I started writing my application while taking a jewelry making class and it worked out. I wasn’t really ready to start my brand then. So, yea, it happened almost at the same time, really. [Going back to school] gave me a little more time to prepare for my business.
So, could you say everything kind of happened organically?
I started doing the course for fun and everything sort of took its own. I’m just sort of playing catch up!
I hear that you're a big foodie.
Oh my gosh, I love to eat! Growing up in Seattle made me a big coffee addict. People in Seattle start drinking coffee at a relatively young age. I love going to different cafés and trying different places. I like to café hop a lot when I’m working on my own.
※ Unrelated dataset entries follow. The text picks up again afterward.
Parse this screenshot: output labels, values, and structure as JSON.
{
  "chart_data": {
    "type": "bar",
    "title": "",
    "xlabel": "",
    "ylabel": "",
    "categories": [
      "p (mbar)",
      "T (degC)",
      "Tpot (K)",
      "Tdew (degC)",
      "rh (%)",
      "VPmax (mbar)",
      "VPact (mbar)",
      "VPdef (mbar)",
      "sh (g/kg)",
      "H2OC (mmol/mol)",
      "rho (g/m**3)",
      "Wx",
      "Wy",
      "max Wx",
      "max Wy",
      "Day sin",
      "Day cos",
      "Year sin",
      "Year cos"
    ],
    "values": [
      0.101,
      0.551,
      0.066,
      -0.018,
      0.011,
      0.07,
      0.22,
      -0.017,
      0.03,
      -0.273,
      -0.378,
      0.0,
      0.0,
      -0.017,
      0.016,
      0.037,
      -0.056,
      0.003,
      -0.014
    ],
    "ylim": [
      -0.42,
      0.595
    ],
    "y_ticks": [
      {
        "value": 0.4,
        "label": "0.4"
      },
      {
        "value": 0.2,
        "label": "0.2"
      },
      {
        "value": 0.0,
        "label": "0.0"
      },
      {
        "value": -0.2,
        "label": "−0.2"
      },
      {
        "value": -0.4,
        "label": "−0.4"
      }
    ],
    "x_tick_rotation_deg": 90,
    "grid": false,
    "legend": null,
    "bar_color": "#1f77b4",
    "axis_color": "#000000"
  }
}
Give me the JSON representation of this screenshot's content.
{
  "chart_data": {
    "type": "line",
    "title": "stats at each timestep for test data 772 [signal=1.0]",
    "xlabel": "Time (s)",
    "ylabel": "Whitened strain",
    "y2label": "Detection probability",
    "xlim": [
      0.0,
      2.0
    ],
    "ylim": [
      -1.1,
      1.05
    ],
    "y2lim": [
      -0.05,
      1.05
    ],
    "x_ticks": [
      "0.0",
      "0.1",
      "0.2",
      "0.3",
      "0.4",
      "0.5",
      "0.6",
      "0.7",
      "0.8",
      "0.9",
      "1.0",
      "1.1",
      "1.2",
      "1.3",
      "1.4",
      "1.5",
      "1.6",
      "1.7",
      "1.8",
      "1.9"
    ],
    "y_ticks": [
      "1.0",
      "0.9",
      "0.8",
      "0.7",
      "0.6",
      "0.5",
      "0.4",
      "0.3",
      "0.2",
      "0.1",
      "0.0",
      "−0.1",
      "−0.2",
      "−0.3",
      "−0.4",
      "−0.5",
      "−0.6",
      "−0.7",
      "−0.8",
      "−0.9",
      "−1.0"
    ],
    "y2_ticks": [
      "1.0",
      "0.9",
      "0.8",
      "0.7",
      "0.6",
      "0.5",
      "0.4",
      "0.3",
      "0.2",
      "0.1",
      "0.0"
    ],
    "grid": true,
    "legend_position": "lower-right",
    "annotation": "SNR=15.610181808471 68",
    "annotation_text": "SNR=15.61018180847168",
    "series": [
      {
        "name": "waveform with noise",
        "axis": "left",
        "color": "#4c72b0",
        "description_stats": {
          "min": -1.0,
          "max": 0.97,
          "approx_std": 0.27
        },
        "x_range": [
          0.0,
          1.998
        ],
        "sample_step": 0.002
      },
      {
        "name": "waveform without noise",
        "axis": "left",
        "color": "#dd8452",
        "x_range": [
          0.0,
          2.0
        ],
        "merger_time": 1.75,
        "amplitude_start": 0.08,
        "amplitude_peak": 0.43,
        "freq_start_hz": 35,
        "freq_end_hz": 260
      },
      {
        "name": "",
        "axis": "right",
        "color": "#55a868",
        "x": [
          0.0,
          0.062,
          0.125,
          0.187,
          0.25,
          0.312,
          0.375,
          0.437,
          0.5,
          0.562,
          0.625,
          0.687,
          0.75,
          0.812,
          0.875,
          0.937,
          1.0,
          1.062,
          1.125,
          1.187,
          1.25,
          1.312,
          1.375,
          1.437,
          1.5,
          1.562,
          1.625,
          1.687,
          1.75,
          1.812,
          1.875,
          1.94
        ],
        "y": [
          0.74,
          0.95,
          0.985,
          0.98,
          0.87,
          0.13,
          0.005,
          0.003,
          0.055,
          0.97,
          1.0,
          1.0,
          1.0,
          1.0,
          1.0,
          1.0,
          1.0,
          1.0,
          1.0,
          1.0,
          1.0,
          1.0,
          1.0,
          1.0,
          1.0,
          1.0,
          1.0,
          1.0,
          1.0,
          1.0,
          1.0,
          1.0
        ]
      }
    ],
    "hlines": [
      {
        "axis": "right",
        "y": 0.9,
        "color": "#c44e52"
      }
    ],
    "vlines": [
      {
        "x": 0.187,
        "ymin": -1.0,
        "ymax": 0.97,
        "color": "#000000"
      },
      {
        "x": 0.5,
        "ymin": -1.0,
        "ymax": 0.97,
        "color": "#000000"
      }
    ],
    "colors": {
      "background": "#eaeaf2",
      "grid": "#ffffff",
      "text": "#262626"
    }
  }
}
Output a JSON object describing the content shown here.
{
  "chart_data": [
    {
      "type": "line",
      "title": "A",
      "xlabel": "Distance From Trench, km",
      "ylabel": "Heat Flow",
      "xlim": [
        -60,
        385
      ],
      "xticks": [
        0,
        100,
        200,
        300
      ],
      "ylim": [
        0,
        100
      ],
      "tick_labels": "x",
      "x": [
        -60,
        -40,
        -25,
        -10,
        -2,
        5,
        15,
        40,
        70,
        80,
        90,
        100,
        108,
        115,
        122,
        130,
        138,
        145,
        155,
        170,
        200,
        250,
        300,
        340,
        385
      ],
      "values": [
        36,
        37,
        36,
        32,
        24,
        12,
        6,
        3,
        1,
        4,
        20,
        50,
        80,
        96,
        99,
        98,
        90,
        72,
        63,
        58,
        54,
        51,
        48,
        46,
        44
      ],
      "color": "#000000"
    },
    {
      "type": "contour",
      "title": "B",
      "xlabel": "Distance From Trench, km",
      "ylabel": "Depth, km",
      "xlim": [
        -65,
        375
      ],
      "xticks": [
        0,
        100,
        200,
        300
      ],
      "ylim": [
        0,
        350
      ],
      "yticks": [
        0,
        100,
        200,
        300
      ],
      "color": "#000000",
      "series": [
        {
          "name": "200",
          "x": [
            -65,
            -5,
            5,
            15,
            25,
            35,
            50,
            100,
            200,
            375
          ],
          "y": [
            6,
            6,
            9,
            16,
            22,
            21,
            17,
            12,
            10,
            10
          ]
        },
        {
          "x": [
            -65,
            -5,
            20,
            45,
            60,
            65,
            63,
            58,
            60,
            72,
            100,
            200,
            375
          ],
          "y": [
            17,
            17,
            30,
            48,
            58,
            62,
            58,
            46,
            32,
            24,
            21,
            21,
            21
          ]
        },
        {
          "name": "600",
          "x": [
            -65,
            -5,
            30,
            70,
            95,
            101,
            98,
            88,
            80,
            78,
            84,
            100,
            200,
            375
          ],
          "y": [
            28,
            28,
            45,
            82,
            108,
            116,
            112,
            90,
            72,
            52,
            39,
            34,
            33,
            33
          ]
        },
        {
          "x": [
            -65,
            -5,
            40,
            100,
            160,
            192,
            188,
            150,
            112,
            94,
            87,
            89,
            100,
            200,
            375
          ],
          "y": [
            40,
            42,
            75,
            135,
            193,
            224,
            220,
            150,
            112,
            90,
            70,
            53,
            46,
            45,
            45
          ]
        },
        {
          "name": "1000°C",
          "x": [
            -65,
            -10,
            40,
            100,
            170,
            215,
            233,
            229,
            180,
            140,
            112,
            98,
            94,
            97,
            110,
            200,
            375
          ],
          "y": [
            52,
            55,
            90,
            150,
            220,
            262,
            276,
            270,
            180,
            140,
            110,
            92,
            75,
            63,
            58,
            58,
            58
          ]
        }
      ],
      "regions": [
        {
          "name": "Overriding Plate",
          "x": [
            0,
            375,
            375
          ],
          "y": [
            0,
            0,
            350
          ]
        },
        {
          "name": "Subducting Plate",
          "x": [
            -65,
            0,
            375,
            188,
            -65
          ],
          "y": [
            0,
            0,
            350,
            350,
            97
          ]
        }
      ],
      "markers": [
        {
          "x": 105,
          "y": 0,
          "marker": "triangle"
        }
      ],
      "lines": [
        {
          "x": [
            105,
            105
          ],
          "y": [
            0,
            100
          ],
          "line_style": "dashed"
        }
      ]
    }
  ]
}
I really like fries, if that means anything. I’ll order fries anywhere! I also love everything apple-related. Apple pies and apple crumbles. I’ll order anything apple if I see it on the menu, like, “Okay, I’ll take that!”
What do you do in your free time? You know, when you're not eating or working?
I do cookbook translations on the side. Most of it is from English to Mandarin but I’ve done a dessert book from French to Mandarin. I spend a lot of time with food, basically. I love to cook on my own so it’s a great chance for me to get recipes.
I know you also happen to travel a lot. Does that serve as your inspiration?
Most definitely, we’re trying to do it so our Instagram feed [shows] general inspiration about our collection. I do tend to take a lot of photos when I see things that might be good for inspiration boards and for the future.
I like experiencing cultures. I go to museums everywhere. It’s a good opportunity to get something more local—something that’s more different from I usually spend my time. Because of how geometric my jewelry is shaped, I think a lot of the things I look at in life are the composition of things in general: lines and negative spaces. I like to people watch and watch whatever is happening around me. But yea, everything serves as inspiration for sure!
Moving forward, what can we expect from your second collection?
I think we’re going to try to do something different. I think a lot of it will still be shapes and forms. I might work with a friend of mine who’s a florist to do something a little more delicate—a strong contrast to our classics, you know? I think we’ll see a lot more limited edition pieces.
I really want to do bangles and bracelets. We’ll definitely try that. Ear cuffs? It’s a thing a lot of people have been requesting. I might try to work that in there too. There’s going to be a lot of prototypes happening!